Scierie créée en 1928 par Rémy Malvaux pour le sciage des peupliers de la vallée de la Boutonne. A partir de 1953, l'activité s'oriente vers la fabrication de contreplaqué par le procédé de déroulage ; on travaille le peuplier, mais aussi le bois exotique réceptionné au port de la Pallice : okoumé, ozigo en provenance du Gabon. Un matériel adéquat est alors installé, qui sera à peu près complètement remplacé dans les années 1970. Les bâtiments d'origine, dont subsiste notamment la cheminée de brique, sont considérablement agrandis par des ajouts successifs. En 1987, l'entreprise, jusqu'alors toujours dirigée par un membre de la famille Malvaux, est vendue à M. Lizardot. Ce dernier revend en 1992 au groupe finlandais U.P.M, spécialisé dans le bois et le papier. Actuellement, les produits fabriqués, contreplaqué et panneaux décoratifs, sont vendus sur le marché français pour 70 % et à l'export vers les pays de la CEE pour le reste.
En 1975 : 480 personnes y travaillent, en 1997 : 270.

Description :

Les premiers bâtiments sont en moellon enduit, à charpente métallique et toit en tuile creuse. L'ancienne chaufferie est en pan de métal et parpaing de béton avec couverture à lanterneau en ciment amianté. La cheminée en brique est circulaire et d'une hauteur d'environ 20 m. La nouvelle cheminée, proche de la chaufferie en pan de métal et parpaing, est en métal. Les ateliers datant des années 1970-1980 sont en pan de métal et essentage métallique. Les bureaux, qui datent des années 1990, sont en béton et moellon de calcaire, avec toit à croupes en tuile creuse.

Documentation :

● Annexe 1 :

Process de fabrication

Les troncs d'arbre (okoumé, ozigo, sapin du nord, peuplier, etc) sont tout d'abord plongés dans une étuve à 170° durant environ 72 h, par un pont-roulant. Ils sont ensuite sciés à la longueur voulue, puis déroulés : le tronçon de bois tourne horizontalement et une lame découpe une épaisseur de quelques millimètres formant plaque, et ceci régulièrement, jusqu'à ce qu'il ne reste que le coeur de l'arbre servant d'axe. Les plaques sont dirigées dans un séchoir, puis retaillées. Elles sont ensuite assemblées par collage de trois, cinq ou plus, en fonction de l'épaisseur du panneau que l'on désire obtenir ; les fils du bois sont croisés afin d'obtenir un panneau qui ne se déforme pas. Après l'encollage, le collage s'effectue dans une presse. Les panneaux sont alors sciés à la dimension voulue, puis poncés, avant d'être conditionnés pour l'expédition en camions. Le contre-plaqué est généralement constitué de plaques de sapin du nord et d'okoumé.

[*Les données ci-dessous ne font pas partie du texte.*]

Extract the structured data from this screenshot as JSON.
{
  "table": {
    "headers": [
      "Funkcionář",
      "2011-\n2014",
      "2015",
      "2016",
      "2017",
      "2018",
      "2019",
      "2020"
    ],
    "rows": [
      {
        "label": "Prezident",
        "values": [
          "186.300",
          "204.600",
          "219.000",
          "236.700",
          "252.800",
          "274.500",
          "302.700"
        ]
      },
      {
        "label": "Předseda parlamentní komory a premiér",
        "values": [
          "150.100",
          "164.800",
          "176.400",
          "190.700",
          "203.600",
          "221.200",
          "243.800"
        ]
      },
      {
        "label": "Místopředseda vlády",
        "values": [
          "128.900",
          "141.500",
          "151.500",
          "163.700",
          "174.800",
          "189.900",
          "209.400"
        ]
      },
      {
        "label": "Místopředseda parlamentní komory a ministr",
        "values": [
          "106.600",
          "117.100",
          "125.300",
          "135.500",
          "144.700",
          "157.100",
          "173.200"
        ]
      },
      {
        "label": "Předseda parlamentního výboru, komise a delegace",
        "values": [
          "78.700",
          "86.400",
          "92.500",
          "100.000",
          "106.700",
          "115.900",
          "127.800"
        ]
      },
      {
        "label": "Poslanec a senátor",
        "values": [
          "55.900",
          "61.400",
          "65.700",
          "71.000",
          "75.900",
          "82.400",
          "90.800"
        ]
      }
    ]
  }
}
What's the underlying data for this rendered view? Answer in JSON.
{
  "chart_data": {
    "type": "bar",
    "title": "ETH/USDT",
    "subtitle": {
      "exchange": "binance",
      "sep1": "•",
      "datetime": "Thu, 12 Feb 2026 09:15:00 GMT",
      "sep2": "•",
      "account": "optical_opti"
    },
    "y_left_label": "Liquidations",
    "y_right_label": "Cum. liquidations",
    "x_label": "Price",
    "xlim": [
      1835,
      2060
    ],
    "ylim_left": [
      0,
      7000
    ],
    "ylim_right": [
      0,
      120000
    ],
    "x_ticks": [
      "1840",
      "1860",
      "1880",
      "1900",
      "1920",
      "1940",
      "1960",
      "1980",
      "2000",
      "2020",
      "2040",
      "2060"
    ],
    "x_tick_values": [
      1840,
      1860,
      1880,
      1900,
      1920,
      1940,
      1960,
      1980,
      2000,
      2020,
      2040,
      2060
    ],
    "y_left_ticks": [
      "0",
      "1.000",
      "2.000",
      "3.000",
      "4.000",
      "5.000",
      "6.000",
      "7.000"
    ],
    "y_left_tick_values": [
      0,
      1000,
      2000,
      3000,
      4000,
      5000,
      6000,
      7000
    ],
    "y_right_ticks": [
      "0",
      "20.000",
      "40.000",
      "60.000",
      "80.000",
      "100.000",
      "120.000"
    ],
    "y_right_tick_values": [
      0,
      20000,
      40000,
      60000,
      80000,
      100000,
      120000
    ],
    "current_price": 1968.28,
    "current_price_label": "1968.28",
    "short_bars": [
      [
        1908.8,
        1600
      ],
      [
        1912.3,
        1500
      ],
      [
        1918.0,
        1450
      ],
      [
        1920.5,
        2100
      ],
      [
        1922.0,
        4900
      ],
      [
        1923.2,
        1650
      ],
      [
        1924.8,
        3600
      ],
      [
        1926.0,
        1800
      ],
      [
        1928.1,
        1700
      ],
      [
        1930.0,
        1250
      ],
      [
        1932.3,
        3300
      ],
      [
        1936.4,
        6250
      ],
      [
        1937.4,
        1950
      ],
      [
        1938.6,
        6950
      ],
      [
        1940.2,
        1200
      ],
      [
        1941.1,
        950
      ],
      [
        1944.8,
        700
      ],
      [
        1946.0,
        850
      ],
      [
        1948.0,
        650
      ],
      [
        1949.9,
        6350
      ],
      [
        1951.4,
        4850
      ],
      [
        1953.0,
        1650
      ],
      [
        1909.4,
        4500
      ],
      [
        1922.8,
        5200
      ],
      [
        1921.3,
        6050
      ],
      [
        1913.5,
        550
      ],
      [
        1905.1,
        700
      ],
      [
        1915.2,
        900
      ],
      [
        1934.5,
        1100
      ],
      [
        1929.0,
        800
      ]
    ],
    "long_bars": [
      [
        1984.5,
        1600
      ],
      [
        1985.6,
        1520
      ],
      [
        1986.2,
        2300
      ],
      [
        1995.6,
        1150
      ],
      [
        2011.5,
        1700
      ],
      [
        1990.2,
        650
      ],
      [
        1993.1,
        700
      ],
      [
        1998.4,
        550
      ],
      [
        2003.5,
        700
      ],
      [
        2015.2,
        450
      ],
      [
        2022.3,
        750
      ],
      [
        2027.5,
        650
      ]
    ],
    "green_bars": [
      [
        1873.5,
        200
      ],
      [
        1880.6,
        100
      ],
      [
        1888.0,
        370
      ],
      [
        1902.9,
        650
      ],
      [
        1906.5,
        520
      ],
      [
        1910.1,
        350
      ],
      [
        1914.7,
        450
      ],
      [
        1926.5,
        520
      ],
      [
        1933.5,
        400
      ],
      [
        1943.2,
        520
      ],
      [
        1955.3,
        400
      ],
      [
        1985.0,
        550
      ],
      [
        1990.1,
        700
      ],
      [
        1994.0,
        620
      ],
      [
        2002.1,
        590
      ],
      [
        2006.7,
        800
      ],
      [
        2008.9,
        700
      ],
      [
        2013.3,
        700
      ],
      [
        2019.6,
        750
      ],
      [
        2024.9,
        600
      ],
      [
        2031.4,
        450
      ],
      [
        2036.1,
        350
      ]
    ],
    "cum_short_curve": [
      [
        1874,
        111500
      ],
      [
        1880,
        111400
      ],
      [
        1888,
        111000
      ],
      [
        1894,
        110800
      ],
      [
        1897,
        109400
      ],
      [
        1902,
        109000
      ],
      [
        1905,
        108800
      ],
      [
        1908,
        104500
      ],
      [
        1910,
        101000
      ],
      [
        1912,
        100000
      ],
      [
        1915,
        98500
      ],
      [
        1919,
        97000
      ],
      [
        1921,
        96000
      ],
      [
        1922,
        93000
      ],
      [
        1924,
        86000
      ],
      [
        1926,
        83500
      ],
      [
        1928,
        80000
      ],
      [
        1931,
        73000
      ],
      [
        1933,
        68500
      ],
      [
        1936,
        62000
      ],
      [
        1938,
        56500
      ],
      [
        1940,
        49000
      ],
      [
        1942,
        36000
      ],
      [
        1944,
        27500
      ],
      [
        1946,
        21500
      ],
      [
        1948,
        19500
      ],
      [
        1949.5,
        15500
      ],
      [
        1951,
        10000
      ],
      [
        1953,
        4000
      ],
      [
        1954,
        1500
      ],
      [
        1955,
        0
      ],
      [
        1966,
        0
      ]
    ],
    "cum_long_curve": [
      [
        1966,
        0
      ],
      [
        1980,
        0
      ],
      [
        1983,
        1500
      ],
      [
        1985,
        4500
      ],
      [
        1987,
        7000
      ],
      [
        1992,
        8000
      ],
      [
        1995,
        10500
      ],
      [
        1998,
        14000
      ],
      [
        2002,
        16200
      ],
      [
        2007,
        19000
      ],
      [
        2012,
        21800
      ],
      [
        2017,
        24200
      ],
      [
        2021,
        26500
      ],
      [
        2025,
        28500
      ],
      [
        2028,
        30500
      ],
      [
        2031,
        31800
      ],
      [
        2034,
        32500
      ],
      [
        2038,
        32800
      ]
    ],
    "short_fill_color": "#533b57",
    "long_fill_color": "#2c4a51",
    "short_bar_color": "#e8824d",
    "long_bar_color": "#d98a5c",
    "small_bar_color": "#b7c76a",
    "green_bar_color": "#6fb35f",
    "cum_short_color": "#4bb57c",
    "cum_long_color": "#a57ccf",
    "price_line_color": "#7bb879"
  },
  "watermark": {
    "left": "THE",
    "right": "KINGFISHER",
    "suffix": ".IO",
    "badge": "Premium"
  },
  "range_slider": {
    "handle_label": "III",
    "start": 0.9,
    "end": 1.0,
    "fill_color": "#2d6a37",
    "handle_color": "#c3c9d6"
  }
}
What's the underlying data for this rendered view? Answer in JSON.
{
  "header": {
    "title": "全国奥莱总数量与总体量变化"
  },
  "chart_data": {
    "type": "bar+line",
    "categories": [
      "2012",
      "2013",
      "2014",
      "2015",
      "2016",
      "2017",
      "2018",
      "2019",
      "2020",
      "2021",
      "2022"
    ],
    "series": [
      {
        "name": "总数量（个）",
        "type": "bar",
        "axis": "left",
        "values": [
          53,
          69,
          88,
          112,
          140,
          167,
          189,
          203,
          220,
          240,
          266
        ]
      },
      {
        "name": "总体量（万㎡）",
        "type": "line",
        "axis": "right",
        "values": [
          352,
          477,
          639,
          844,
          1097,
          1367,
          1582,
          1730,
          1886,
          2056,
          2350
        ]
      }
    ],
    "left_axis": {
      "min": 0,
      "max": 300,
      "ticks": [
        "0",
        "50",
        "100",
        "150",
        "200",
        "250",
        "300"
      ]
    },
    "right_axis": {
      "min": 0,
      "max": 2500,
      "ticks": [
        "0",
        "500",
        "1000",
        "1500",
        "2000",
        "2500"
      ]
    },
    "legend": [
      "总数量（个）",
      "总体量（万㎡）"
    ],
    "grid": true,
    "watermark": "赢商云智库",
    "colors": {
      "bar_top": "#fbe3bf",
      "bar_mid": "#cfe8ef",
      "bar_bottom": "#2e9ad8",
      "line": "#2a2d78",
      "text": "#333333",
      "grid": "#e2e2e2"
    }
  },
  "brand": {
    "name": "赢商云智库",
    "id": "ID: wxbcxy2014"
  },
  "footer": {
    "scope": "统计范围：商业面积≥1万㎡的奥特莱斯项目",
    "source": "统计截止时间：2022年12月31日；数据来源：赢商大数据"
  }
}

Des panneaux décoratifs sont aussi fabriqués : la plaque de finition est constituée soit par des morceaux soigneusement assemblés de façon à reconstituer un motif, soit par une très fine planche, taillée de biais dans un tronc dans une autre usine et rachetée par l'entreprise. Ces panneaux sont réalisés à la commande, et toute essence de bois peut être demandée pour la finition.

La chaleur nécessaire au fonctionnement de l'usine, étuvage et séchage, est produite par l'incinération des déchets de bois. Un laboratoire fonctionne au sein de l'usine ; il a pour fonction d'effectuer des contrôles de manière permanente sur la stabilité et la résistance mécanique des produits.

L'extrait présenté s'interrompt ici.